Sandrine Mercier n'avait pas prévu de changer sa façon de faire les courses. Elle cherchait juste une activité pour sa fille Léna, 10 ans, le mercredi après-midi. Une voisine lui avait parlé des Petits Cuisiniers de Grenoble. « Je pensais que c'était un atelier cuisine classique, avec des gâteaux et des tabliers neufs », dit-elle en souriant. Ce n'est pas tout à fait ça.
Léna a débarqué un mercredi d'octobre avec ses deux nattes et sa méfiance habituelle pour tout ce qui ressemble à une activité organisée. Au bout de vingt minutes, elle décortiquait des noix de Grenoble avec une concentration d'horlogère. Au bout de huit séances, elle ramenait à la maison un vocabulaire nouveau : valorisation, tourteau, fanes, compost, brou. Et des questions que sa mère ne savait pas toujours comment répondre.
« Un soir, elle a regardé dans la poubelle et elle a sorti les fanes de radis que j'avais jetées », raconte Sandrine. « Elle m'a expliqué qu'on pouvait en faire un pesto. Elle avait la recette dans la tête, elle l'avait faite à l'atelier. On a fait le pesto ensemble. C'était bon. Depuis, je lui demande avant de jeter. » Ce glissement — de l'enfant qui apprend à l'enfant qui enseigne — est l'un des effets les plus durables de nos ateliers, et l'un des plus difficiles à prévoir.
Léna a également changé son rapport aux ingrédients qui lui déplaisent. Elle n'aimait pas les noix. Elle ne les aime toujours pas crues. Mais elle les utilise maintenant en cuisine avec une aisance qui confond son entourage : huile maison pour les salades, crumble salé sur les soupes, cerneaux grillés dans un taboulé de restes. « Je les aime pas à croquer mais je les aime cuisinées », explique-t-elle avec la précision factuelle d'une enfant qui a réfléchi à la question. C'est exactement le type de nuance que nous espérons développer : une relation complexe et adulte avec les aliments, plutôt qu'un rejet ou une acceptation en bloc.

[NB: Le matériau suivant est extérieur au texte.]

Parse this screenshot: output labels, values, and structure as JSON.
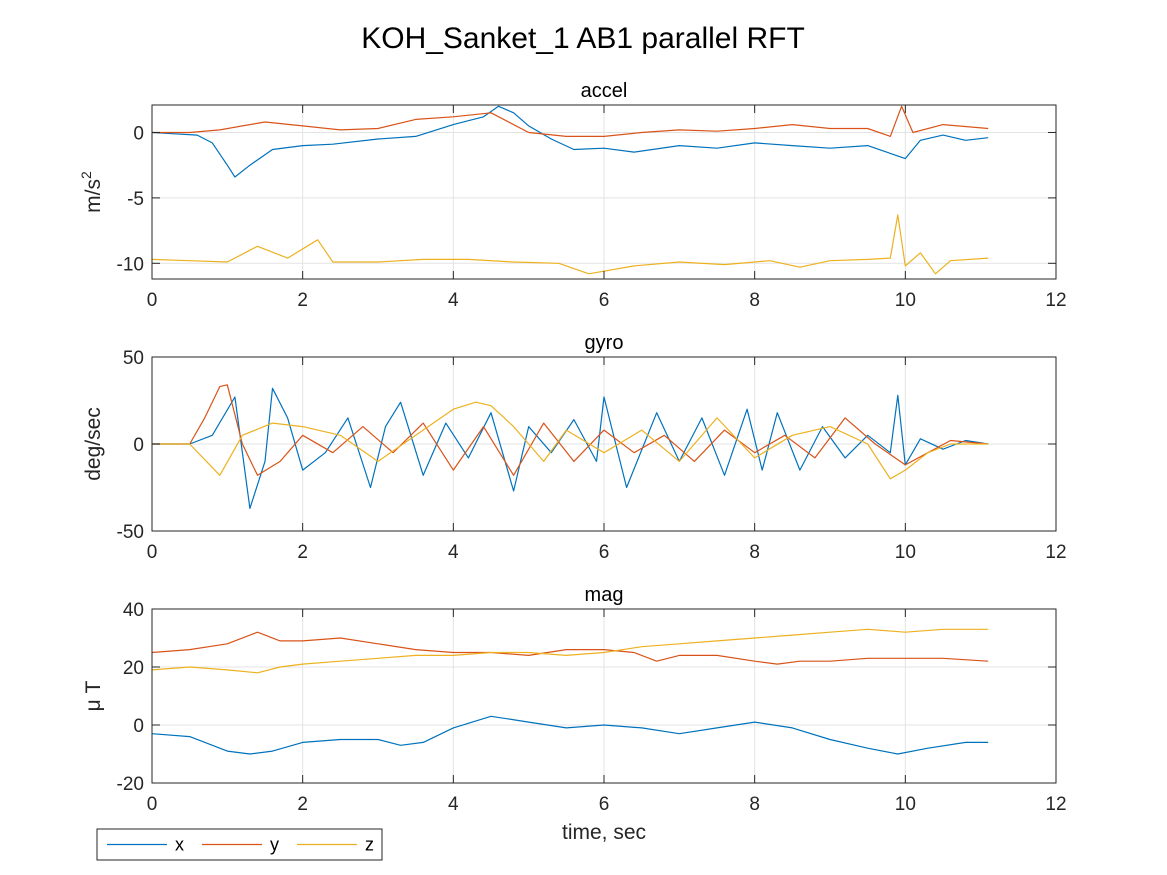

Ce que vit la famille Mercier n'est pas un cas isolé. Plusieurs familles de notre section nous ont signalé des changements similaires : des enfants qui réclament d'aller au marché pour choisir les légumes « entiers avec les feuilles », qui posent des questions sur la provenance des produits, qui s'insurgent contre le pain de mie emballé sous plastique. Ces comportements ne sont pas le résultat d'un endoctrinement écologique — nous ne faisons pas de militantisme explicite dans nos ateliers — mais d'une expérience sensorielle et pratique répétée. Quand on a fait soi-même une soupe avec des fanes de carottes et qu'elle était bonne, on ne regarde plus les fanes de carottes de la même façon.
Léna revient à chaque session depuis octobre. Elle a demandé à sa mère si elle pouvait « inviter les Petits Cuisiniers » à son anniversaire en mai — comprendre : organiser un atelier pour ses amis. Nous y travaillons. En attendant, elle a commencé un petit cahier personnel à la maison, dans lequel elle note les recettes de valorisation qu'elle invente ou découvre. La dernière en date : une vinaigrette à base de coque de noix infusée dans du vinaigre de cidre. Elle assure que c'est « encore meilleur que celle du magasin bio ».